Odds Are, We Win This Bet

So I bet that gambling is our next health epidemic, but of course I bet a lot of things.

…I bet if we just invest in Black girls from cities like Memphis or Hartford and help them get into college, then hire them as doctors and CEOs, that we’d lower healthcare costs and mortality in a pretty big way. I bet that this sort of change will happen. I hope it will happen. I also bet health outcomes would probably improve a lot if people could choose Clooney’s Dr. Ross from ER fame as their PCP because, well, it’s George Clooney. I bet Kirk Gibson’s homer in ’88 is the best moment in sports ever, and I bet Tiger’s chip on 16 at Augusta is a close second. I bet asthma wouldn’t be a problem if we dusted. I bet people think the Western omelette is the same as the Denver, but they would be wrong. I bet Journey thought they looked good in that “Anyway You Want It” video. I bet Lucky Charms are probably bad for your heart but boy are they delicious. I bet we are doing the right thing paying people to identify social risk factors of health, and creating Z codes to track it, but I bet people greatly underappreciate just how difficult it is to actually solve them. I bet you didn’t know Jupiter’s storm is bigger than Earth. I bet my grandma didn’t see color when her nurse Nyla, a 25-year-old Howard U. graduate, spent time playing charades with her every morning. I bet I could have been a contender, if I was just taller, faster and more motivated. I bet people are on to something investing in ways to relieve caregiver stress. I bet the #1 healthcare problem in the US in 2040 will be vision. I bet my 18-year-old partied after our Hoosiers beat the Boilermakers this season and I bet if Letterman were still on late night that he’d make a pretty funny Top 10 out of this.

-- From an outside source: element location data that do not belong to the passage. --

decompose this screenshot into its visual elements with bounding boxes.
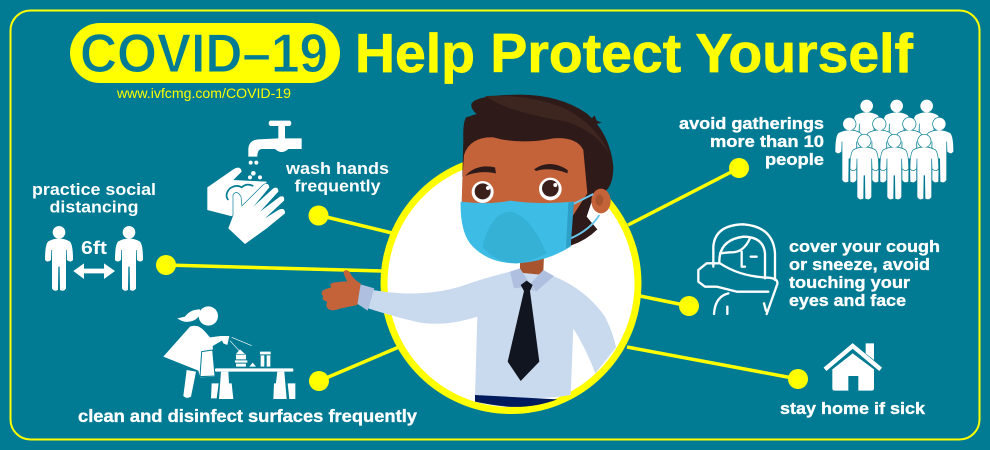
mask: [461, 201, 573, 263]
man with mask: [321, 95, 616, 407]
covid badge: [70, 23, 340, 83]
connector dots: [156, 158, 808, 391]
soap foam outline: [227, 185, 253, 200]
cup: [260, 352, 271, 367]
cover cough label: eyes and face: [789, 291, 906, 310]
faucet: [248, 121, 302, 157]
panel: clean surfaces: [78, 306, 417, 426]
wash hands label: frequently: [294, 178, 381, 196]
panel: avoid gatherings: [679, 100, 953, 199]
back hand: [207, 168, 267, 217]
spray lines: [230, 337, 252, 352]
cover cough label: touching your: [789, 273, 910, 292]
leg: [183, 370, 196, 398]
heading: Help Protect Yourself: [355, 22, 914, 84]
wash hands label: wash hands: [285, 160, 389, 178]
belt: [475, 395, 557, 407]
tie: [508, 281, 539, 381]
panel: social distancing: [32, 181, 156, 291]
apron: [200, 350, 215, 377]
distance label: 6ft: [81, 237, 107, 258]
mask straps: [571, 194, 599, 238]
table legs: [219, 372, 287, 399]
social distancing label: distancing: [50, 198, 138, 216]
cover cough label: [789, 237, 940, 310]
stools: [211, 383, 295, 399]
icon: person coughing into elbow: [698, 224, 777, 314]
mask side strip: [566, 202, 574, 248]
social distancing label: [32, 181, 156, 216]
icon: house: [825, 343, 881, 391]
website url: www.ivfcmg.com/COVID-19: [116, 86, 291, 101]
icon: faucet and hands: [207, 121, 302, 244]
central circle: [384, 156, 638, 410]
icon: woman disinfecting table: [163, 306, 295, 399]
avoid gatherings label: [679, 114, 824, 169]
mask nose panel: [483, 212, 547, 263]
ponytail: [177, 309, 201, 322]
covid label: COVID–19: [80, 22, 328, 84]
avoid gatherings label: more than 10: [710, 132, 824, 151]
water drops: [248, 161, 262, 179]
neck: [520, 257, 544, 281]
collar: [510, 268, 554, 292]
title: [70, 22, 914, 84]
stacked dishes: [235, 349, 247, 367]
icon: crowd of people: [835, 100, 953, 199]
spray bottle: [220, 336, 229, 345]
eyes: [472, 178, 562, 203]
connector lines: [166, 168, 798, 381]
hand: [321, 270, 361, 310]
hair highlight: [485, 96, 611, 156]
avoid gatherings label: people: [765, 150, 824, 169]
panel: stay home: [780, 343, 926, 418]
stay home label: stay home if sick: [780, 399, 926, 418]
social distancing label: practice social: [32, 181, 156, 199]
panel: cover cough: [698, 224, 940, 314]
small cone: [249, 363, 256, 367]
head: [199, 306, 218, 326]
dress: [163, 326, 222, 377]
panel: wash hands: [207, 121, 389, 244]
front hand: [228, 184, 285, 244]
wash hands label: [285, 160, 389, 196]
hair tuft: [592, 115, 602, 124]
eyebrows: [465, 164, 568, 176]
shirt cuff: [357, 284, 374, 311]
clean surfaces label: clean and disinfect surfaces frequently: [78, 406, 417, 426]
cover cough label: or sneeze, avoid: [789, 255, 930, 274]
table top: [215, 368, 293, 372]
ear: [591, 189, 611, 213]
cover cough label: cover your cough: [789, 237, 940, 256]
face: [462, 137, 587, 230]
avoid gatherings label: avoid gatherings: [679, 114, 824, 133]
icon: two people six feet apart: [45, 226, 143, 291]
shirt: [368, 272, 616, 398]
hair: [462, 95, 613, 246]
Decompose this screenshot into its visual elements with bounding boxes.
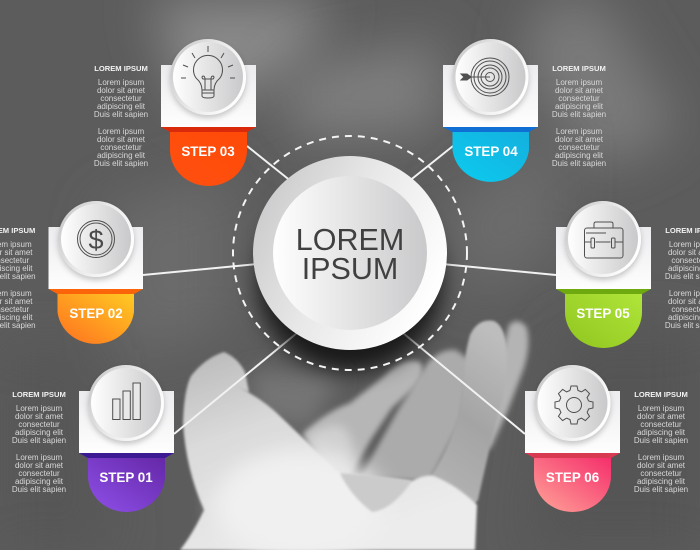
- icon: bar chart: [113, 383, 140, 420]
- text block: step 03: Lorem ipsum: [98, 127, 144, 136]
- panel: step 03: [161, 39, 256, 186]
- text block: step 04: adipiscing elit: [555, 102, 604, 111]
- text block: step 06: [634, 390, 688, 494]
- text block: step 05: [665, 226, 700, 330]
- back little finger: [478, 321, 528, 450]
- text block: step 03: dolor sit amet: [97, 135, 146, 144]
- text block: step 06: consectetur: [640, 469, 682, 478]
- step label: STEP 06: [546, 470, 599, 485]
- text block: step 01: LOREM IPSUM: [12, 390, 66, 399]
- blurred index finger: [303, 361, 423, 476]
- icon: dollar coin: [78, 220, 114, 258]
- panel: step 01: [79, 365, 174, 512]
- central hub: IPSUM: [302, 252, 398, 286]
- text block: step 04: Duis elit sapien: [552, 159, 606, 168]
- dashed ring: [233, 136, 467, 370]
- text block: step 06: dolor sit amet: [637, 461, 686, 470]
- text block: step 01: adipiscing elit: [15, 477, 64, 486]
- icon: briefcase: [584, 222, 623, 258]
- step label: STEP 02: [69, 306, 123, 321]
- text block: step 04: dolor sit amet: [555, 86, 604, 95]
- text block: step 01: Lorem ipsum: [16, 404, 62, 413]
- text block: step 03: consectetur: [100, 94, 142, 103]
- text block: step 03: LOREM IPSUM: [94, 64, 148, 73]
- text block: step 01: consectetur: [18, 469, 60, 478]
- text block: step 01: consectetur: [18, 420, 60, 429]
- text block: step 06: consectetur: [640, 420, 682, 429]
- central hub: [253, 156, 447, 350]
- text block: step 04: consectetur: [558, 143, 600, 152]
- text block: step 03: dolor sit amet: [97, 86, 146, 95]
- text block: step 06: Duis elit sapien: [634, 436, 688, 445]
- text block: step 04: Lorem ipsum: [556, 127, 602, 136]
- icon: gear: [555, 386, 593, 424]
- panel: step 02: [48, 201, 143, 344]
- text block: step 06: Lorem ipsum: [638, 453, 684, 462]
- icon: target with arrow: [461, 58, 509, 96]
- text block: step 03: consectetur: [100, 143, 142, 152]
- connector lines: [143, 146, 556, 434]
- main finger: [428, 321, 507, 512]
- step label: STEP 05: [576, 306, 630, 321]
- palm and thumb: [180, 352, 477, 550]
- text block: step 03: Duis elit sapien: [94, 159, 148, 168]
- text block: step 03: Duis elit sapien: [94, 110, 148, 119]
- text block: step 03: adipiscing elit: [97, 151, 146, 160]
- index finger knuckle: [307, 425, 353, 468]
- text block: step 04: LOREM IPSUM: [552, 64, 606, 73]
- panel: step 05: [556, 201, 651, 348]
- text block: step 01: Duis elit sapien: [12, 436, 66, 445]
- text block: step 03: adipiscing elit: [97, 102, 146, 111]
- central shadow: [258, 188, 442, 372]
- text block: step 01: Lorem ipsum: [16, 453, 62, 462]
- text block: step 04: consectetur: [558, 94, 600, 103]
- step label: STEP 03: [181, 144, 235, 159]
- step label: STEP 04: [464, 144, 518, 159]
- photo: open hand: [180, 321, 528, 550]
- step label: STEP 01: [99, 470, 153, 485]
- hub title: LOREM: [296, 223, 404, 257]
- text block: step 03: Lorem ipsum: [98, 78, 144, 87]
- palm crease: [340, 473, 412, 512]
- text block: step 06: adipiscing elit: [637, 477, 686, 486]
- text block: step 04: dolor sit amet: [555, 135, 604, 144]
- text block: step 06: LOREM IPSUM: [634, 390, 688, 399]
- text block: step 01: dolor sit amet: [15, 461, 64, 470]
- palm highlight: [215, 450, 385, 550]
- text block: step 06: Duis elit sapien: [634, 485, 688, 494]
- panel: step 04: [443, 39, 538, 182]
- text block: step 06: dolor sit amet: [637, 412, 686, 421]
- blurred ring finger: [360, 350, 470, 482]
- text block: step 01: Duis elit sapien: [12, 485, 66, 494]
- text block: step 06: adipiscing elit: [637, 428, 686, 437]
- text block: step 02: [0, 226, 36, 330]
- text block: step 04: [552, 64, 606, 168]
- text block: step 06: Lorem ipsum: [638, 404, 684, 413]
- text block: step 01: dolor sit amet: [15, 412, 64, 421]
- text block: step 01: [12, 390, 66, 494]
- text block: step 03: [94, 64, 148, 168]
- icon: light bulb: [181, 46, 235, 98]
- text block: step 04: Duis elit sapien: [552, 110, 606, 119]
- icon: dollar coin: $: [88, 225, 104, 255]
- text block: step 04: adipiscing elit: [555, 151, 604, 160]
- panel: step 06: [525, 365, 620, 512]
- text block: step 04: Lorem ipsum: [556, 78, 602, 87]
- text block: step 01: adipiscing elit: [15, 428, 64, 437]
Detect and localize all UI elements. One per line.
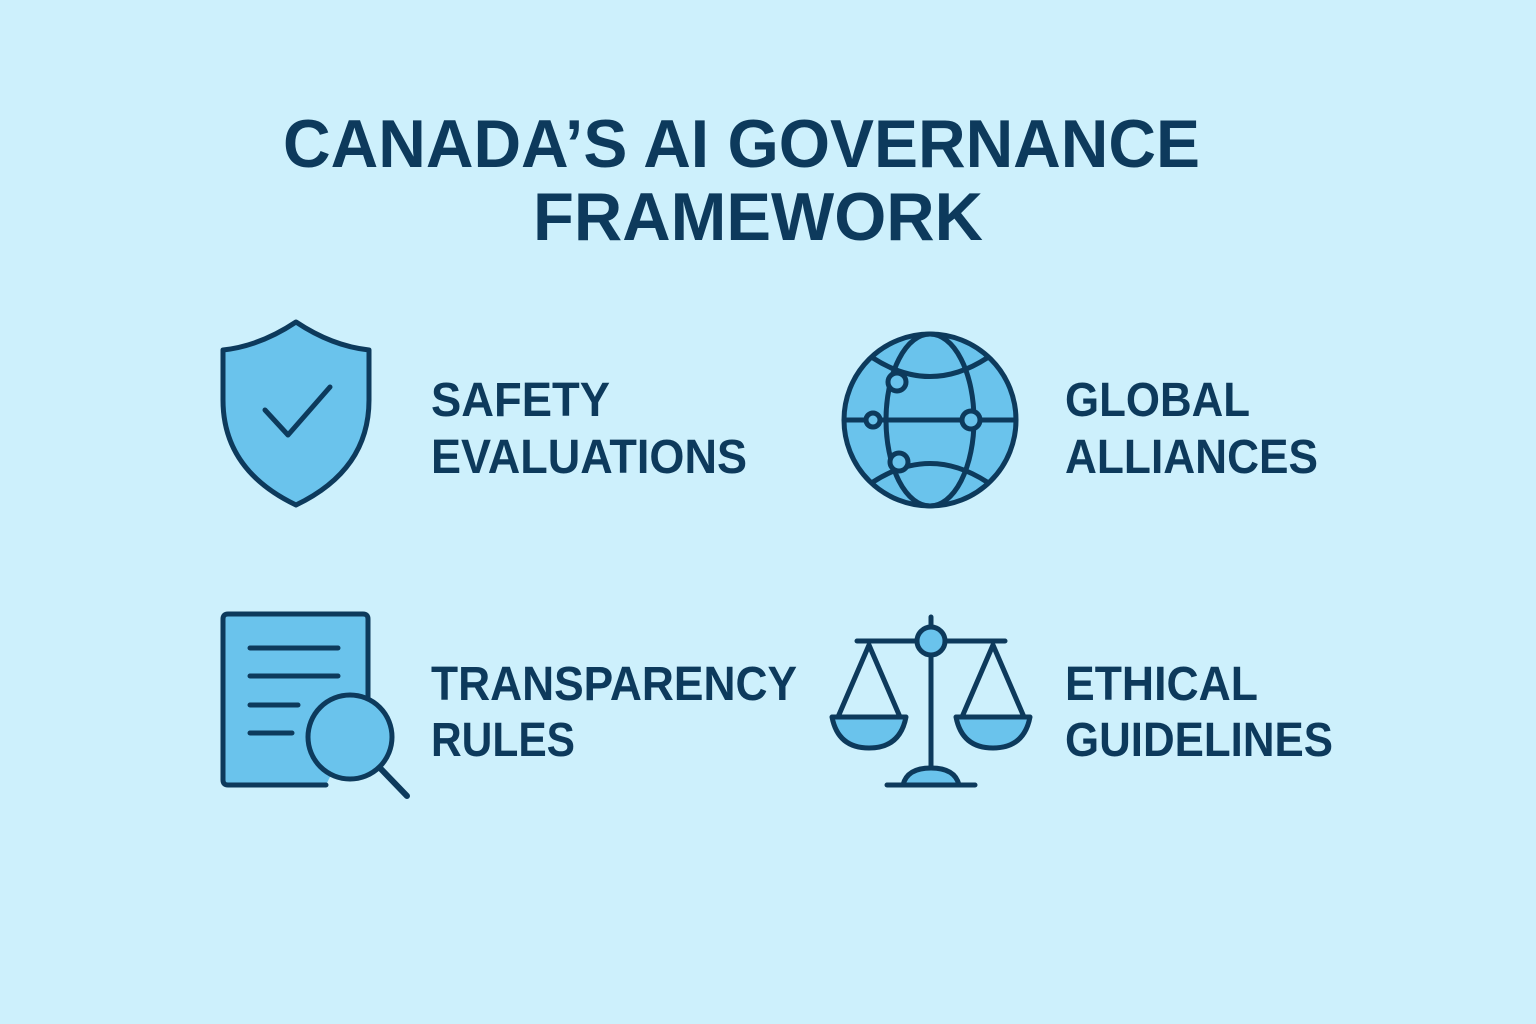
label: ethical guidelines: ETHICAL	[1065, 658, 1258, 711]
label: safety evaluations: SAFETY	[431, 374, 610, 427]
icon: scales	[832, 617, 1030, 785]
label: global alliances: GLOBAL	[1065, 374, 1250, 427]
label: transparency rules	[431, 658, 797, 767]
label: safety evaluations: EVALUATIONS	[431, 431, 747, 484]
icon: shield	[223, 322, 369, 505]
title: FRAMEWORK	[533, 179, 983, 255]
label: transparency rules: TRANSPARENCY	[431, 658, 797, 711]
title	[283, 106, 1200, 255]
icon: document with magnifier	[223, 614, 407, 796]
label: safety evaluations	[431, 374, 747, 484]
label: ethical guidelines	[1065, 658, 1333, 767]
title: CANADA’S AI GOVERNANCE	[283, 106, 1200, 182]
label: transparency rules: RULES	[431, 714, 575, 767]
icon: globe	[844, 334, 1016, 506]
label: ethical guidelines: GUIDELINES	[1065, 714, 1333, 767]
label: global alliances	[1065, 374, 1318, 484]
label: global alliances: ALLIANCES	[1065, 431, 1318, 484]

I also bet the next epidemic won’t be a variant but instead will be another addiction, only this one won’t be a pill—it will be a wager.

The March Madness tournament games may be good theater for people’s mental health, but likely bad for the rising population addicted to gambling. It is our next epidemic, and as we enter the heart of sports betting amid March Madness basketball, I’m reminded of what is fast becoming a national problem with pretty serious health implications, particularly for 16 to 25-year-old males. Ben, 19, says he gambled away the $6,200 he earned last summer that was to cover his 2nd semester at college. His parents know, but don’t know how to help. Abe, 21, took the $139 left in his checking account two months into his $80,000 job and bought just enough drugs to land him in the hospital. His mom is with him. It’s a bit perplexing that 20 some states and counting have legalized online sports betting, but these same states and others won’t allow mental health therapists or programs to treat these addictions unless they have a license in the state where the patient is. We’ve made a bet that people can gamble responsibly. It’s the same pact we made to drink responsibly. Kenny Rogers was probably right – we ought to know when to fold ‘em, if we only knew how to walk away and replace the addiction with something different, something healthier. Therein lies one of the least discussed but most important quality measures for behavioral health practitioners, insurers and policymakers to prioritize – don’t just fix, solve. Don’t pay for a session, find a way to pay for “recovery.” If you’re looking to find your niche in the great big behavioral health market, maybe place a bet on helping solve gambling, or treating those addicted to it. I suppose March Madness tells us a lot about our behavior—our impulse control and our allegiance, our unity to rally around an underdog like St. Peter’s, and perhaps our collective response to the latest addiction we aren’t remotely ready to.